環境マネジメントシステムの要求事項の一つに「緊急事態の管理」があります。
環境マネジメントシステムにおける「緊急事態」とは、
・地震や台風など災害に襲われ、環境影響が生じる可能性が高まる状態
・火災の発生や交通事故を引き起こしたり、巻き込まれることで、環境影響を生じる可能性が高まる状態
をいいます。
関係性を整理すると、
「緊急事態」を原因として「事故」が発生し、「事故の結果」として、大気汚染や油の流出による水質や土壌汚染といった環境への悪影響が生じるのです。
つまり、「緊急事態」や「事故」が実際に起きた時に生じる環境影響を最小限に抑える活動が「緊急事態への対応」なのです。
いわずもがなですが、組織が社会に対する環境責任を果たすために、
「どのような緊急事態や事故に対応することが必要か」
を決める経営判断が「手順を作り、模擬訓練を実施するなどの管理すべき緊急事態及び事故の特定」といえるでしょう。

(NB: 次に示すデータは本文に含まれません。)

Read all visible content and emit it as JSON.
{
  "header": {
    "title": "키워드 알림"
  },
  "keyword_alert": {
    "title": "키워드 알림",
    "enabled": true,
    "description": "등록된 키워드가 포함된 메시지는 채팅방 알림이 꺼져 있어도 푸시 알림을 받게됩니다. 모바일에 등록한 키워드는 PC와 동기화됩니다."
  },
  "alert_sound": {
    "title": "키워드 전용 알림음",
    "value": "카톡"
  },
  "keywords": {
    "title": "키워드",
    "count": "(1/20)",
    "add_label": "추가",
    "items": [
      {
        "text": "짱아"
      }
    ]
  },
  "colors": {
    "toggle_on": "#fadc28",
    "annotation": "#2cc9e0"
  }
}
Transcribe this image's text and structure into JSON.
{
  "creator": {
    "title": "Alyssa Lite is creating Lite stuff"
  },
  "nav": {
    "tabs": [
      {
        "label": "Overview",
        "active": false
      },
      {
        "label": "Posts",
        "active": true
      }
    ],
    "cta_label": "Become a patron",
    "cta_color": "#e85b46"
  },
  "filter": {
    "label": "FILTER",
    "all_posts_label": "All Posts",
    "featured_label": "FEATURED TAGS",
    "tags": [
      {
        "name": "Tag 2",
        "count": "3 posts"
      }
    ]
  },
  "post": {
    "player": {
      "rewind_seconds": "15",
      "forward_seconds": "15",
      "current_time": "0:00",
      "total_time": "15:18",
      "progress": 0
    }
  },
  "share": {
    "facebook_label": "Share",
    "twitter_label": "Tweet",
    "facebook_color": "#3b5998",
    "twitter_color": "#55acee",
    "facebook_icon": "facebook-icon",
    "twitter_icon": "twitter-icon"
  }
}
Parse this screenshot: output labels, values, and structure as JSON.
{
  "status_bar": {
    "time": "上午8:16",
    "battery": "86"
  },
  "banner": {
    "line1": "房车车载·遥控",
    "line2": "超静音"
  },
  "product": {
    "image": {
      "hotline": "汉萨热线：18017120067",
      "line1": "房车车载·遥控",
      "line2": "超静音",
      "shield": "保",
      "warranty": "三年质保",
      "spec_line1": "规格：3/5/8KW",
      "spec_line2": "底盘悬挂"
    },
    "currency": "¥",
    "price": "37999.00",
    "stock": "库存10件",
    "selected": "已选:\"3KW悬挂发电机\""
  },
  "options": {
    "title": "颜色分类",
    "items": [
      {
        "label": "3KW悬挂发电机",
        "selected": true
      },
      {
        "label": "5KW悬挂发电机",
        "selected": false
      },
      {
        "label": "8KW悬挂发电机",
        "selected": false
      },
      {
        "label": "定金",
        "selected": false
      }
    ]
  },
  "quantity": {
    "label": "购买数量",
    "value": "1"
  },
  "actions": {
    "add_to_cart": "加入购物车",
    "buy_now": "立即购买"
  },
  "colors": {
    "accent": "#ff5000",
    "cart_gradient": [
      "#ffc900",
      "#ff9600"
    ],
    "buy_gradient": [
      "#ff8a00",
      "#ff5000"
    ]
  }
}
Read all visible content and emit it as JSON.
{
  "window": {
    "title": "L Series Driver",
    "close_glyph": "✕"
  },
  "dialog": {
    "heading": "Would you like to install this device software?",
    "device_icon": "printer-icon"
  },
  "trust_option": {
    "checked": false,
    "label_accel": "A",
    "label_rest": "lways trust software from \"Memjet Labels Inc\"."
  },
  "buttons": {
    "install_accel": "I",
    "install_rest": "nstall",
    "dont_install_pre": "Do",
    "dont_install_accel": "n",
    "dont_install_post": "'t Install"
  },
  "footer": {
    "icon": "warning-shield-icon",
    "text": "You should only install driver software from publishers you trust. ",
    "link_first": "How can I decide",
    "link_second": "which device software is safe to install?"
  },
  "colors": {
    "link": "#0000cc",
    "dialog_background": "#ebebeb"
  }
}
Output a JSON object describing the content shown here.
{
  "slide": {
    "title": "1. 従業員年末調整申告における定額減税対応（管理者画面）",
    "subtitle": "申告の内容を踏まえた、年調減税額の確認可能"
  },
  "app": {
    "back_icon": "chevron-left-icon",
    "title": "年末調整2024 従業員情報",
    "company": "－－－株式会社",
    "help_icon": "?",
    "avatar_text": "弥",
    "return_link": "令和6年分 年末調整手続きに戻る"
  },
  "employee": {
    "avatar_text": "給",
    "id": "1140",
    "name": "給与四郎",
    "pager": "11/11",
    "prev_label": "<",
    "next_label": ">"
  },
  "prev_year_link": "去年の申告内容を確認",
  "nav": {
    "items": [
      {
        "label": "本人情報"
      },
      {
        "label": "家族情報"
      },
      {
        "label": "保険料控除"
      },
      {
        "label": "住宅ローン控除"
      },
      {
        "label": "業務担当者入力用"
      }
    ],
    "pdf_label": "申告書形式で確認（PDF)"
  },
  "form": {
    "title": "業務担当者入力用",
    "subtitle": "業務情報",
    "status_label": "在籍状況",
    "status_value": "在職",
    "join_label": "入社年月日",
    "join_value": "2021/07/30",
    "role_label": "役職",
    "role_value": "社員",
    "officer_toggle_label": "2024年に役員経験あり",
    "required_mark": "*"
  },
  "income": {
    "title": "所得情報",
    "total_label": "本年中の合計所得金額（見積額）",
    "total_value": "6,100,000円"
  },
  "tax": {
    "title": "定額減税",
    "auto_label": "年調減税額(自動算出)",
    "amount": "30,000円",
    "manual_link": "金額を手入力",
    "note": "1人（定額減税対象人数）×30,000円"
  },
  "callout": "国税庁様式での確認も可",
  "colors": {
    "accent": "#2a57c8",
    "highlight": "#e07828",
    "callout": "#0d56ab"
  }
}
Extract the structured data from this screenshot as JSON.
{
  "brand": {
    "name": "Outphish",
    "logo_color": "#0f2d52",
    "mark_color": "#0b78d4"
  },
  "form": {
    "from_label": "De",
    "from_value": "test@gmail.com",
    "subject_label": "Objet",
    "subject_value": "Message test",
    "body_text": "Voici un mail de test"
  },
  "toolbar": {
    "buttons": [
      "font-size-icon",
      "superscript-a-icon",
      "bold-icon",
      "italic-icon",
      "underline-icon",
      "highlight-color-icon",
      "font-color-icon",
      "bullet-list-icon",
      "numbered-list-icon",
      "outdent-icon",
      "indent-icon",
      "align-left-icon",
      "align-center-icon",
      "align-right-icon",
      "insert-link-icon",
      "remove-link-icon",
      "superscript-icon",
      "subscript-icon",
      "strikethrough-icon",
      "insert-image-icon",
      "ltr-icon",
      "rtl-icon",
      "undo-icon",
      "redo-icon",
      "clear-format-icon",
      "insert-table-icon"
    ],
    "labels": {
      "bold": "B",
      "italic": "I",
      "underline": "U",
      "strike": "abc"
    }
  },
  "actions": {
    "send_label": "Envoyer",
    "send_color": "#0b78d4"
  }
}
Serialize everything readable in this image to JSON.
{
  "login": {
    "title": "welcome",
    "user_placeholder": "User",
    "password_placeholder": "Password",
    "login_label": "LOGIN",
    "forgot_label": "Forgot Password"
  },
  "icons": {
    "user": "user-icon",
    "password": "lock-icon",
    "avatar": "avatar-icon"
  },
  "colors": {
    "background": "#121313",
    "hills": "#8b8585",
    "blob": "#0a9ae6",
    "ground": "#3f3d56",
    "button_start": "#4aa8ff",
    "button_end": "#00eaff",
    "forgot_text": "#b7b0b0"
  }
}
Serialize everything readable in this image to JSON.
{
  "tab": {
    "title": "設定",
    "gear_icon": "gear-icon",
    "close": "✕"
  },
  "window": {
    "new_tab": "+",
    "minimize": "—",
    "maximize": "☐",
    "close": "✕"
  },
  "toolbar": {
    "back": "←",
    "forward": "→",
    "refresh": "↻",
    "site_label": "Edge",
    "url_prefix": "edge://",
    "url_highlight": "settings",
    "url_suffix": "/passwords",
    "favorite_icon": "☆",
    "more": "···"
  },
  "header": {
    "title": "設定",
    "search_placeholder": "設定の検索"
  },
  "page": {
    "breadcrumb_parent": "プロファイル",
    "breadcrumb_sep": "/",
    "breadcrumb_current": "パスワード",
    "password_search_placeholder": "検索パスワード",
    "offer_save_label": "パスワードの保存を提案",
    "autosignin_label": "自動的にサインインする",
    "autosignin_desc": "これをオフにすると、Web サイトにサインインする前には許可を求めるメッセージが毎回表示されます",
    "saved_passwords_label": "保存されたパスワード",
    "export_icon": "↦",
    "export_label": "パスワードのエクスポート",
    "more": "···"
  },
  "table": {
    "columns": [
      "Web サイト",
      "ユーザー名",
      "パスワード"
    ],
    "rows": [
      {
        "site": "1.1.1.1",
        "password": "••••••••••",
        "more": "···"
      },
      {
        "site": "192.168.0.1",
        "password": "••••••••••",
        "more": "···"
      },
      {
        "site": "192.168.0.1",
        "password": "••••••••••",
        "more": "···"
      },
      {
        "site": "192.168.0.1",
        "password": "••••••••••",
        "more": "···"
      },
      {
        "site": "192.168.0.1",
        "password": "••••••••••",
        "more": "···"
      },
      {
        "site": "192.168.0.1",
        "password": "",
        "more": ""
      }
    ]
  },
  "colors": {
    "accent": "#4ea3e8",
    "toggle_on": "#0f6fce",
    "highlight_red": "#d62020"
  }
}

なお、少々、脱線しますが、環境マネジメントシステムにおける「緊急事態の対象」は、「環境マネジメントシステムで対処すべき緊急事態に限られる」と考えられます。
ただ、微妙なのが、「一見、環境影響を伴わない緊急事態への対応」です。
よく事例として挙げられるのが「情報の流出の発生」です。
一般論ですが、「情報流出」があった場合、生じる影響としてすぐに思い浮かぶものは、
・個人情報の漏洩による被害
・企業の経営情報やノウハウ、製品開発情報といった機密情報の漏洩による被害
です。
私見ですが、「情報流出による影響」を上記のように捉えるだけなら、情報流出による環境影響がない(または不明)ので、「環境マネジメントにおける緊急事態」にはならないでしょう。
「環境マネジメントの範疇として管理する」必要が生じる分岐点は、「情報流出による環境影響の明確化の有無」でしょう。
つまり、「情報流出による環境影響」が特定できるのであれば、緊急事態のひとつとして捉えれば(管理すべき緊急事態か否かは別にして)いいのです。
話題を「緊急事態」に戻しますが、組織の環境マネジメントシステムの改善アドバイスをしていて気になるのは、
・建物の使用年数
・設備の使用頻度
・建物や設備、材料置場のレイアウト
といった状況が緊急事態発生の可能性の評価としてあまり考慮されていないことです。
例えば、火災の発生には、漏電がありますが、電気設備の老朽化が原因の漏電もあれば、災害時の設備や配線の損傷に伴う漏電もあるわけです。
つまり、こうした状況の違いにより、緊急事態発生の可能性は変わるはずです。
内部監査を担当されている方は、こうした点が緊急事態の特定手順や管理手順で考慮されているか、チェックすることをお勧めしたいと思います。